7月4日(水)、東洋大学白山キャンパス5号館2階5201教室にて、第3ユニット第2回研究会が行われた。発表者は宮本万里氏(国立民族学博物館現代インド地域研究拠点研究員)、発表題目は「ブータン、幸福社会という国づくり:国民の属性と境界画定のプロセスから」であった。近年のブータンに対する関心の高さを反映してか、会場には学内外からの多くの来場者が参加した。発表者自身による要旨は以下の通り。

第3ユニット 第2回研究会

ヒマラヤ東端に位置するブータン王国。この国は近年、幸福社会や環境先進国として注目を集めており、またチベット仏教を国教とする最後の主権国家としても知られてきた。中国とインドという二つの大国に挟まれながら、主権国家として生き残るための難しい舵取りを担ってきたこの国の為政者たちは、どのようにして現在のブータン像を作り上げていったのだろうか。それを知るための手掛かりとして、発表ではまず国籍法や婚姻法における「ブータン人」像の形成過程に注目し、時系列に三つの時期に分類した。国民像形成の第一期は1950年代から60年代であり、初の国籍法が公布され、領土内に定住する農牧民をほとんど区別なく包摂していった。第二期は1970年代であり、国内の「異民族」間の婚姻を奨励し、国語や国史の共有をはかるなど、血と文化をとおした国民の均質化がはかられた。第三期となる1980年代から90年代は、そうした「国民像」の実体化を試みるとともに、「他者」を明確に同定し排除しようとする他者排除の時代となっていった。これが国際的にも非難を受けた1990年代初頭の「ネパール系住民」難民化を引き起こしていた。しかし、この時期からブータンは、自然環境保護への傾倒をみせはじめる。
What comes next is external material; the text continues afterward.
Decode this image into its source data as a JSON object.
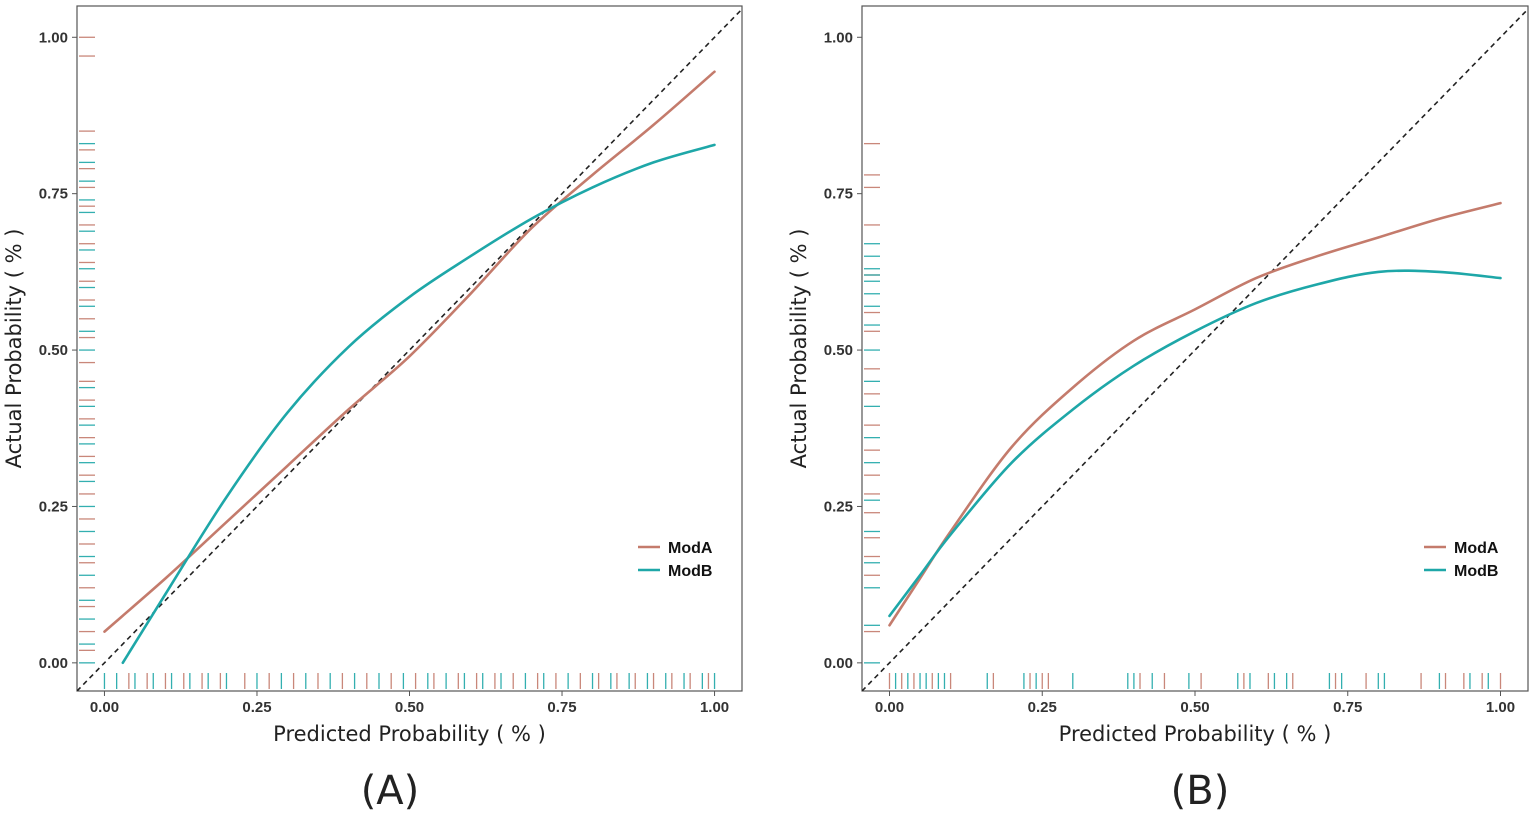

政府は「すべての生き物に対する憐れみ」を求める仏教の思想を根拠としながら、自然を守り育てるブータン人という国民像を構築し、当時のグローバルな環境主義の潮流に呼応しつつ国外へ表象するとともに、開発のスピードを抑えることを公言したのだった。こうした自己表象は欧米諸国に広く受け入れられ、多様な援助を得ながらブータンの自然保護区は拡大していった。そして、人々は様々な情報規制と開発抑制政策の下で、欲望を抑制し、「足るを知る」、従順で幸福感の高い国民として表象されるようになっていく。しかし、政府の描くこうした国民像は当然ながらすべての国民を代表するわけではない。発表の後半では、「環境に優しく」、「良き仏教徒」であり「禁欲的」であるような「ブータン人」像を構成する様々な属性や価値が、時に背反しせめぎ合う様を、フィールドワークから得られた具体的な事例をとおして描き出し、人々の生活世界における国民像の重層性とその翻訳過程の多元性について考察した。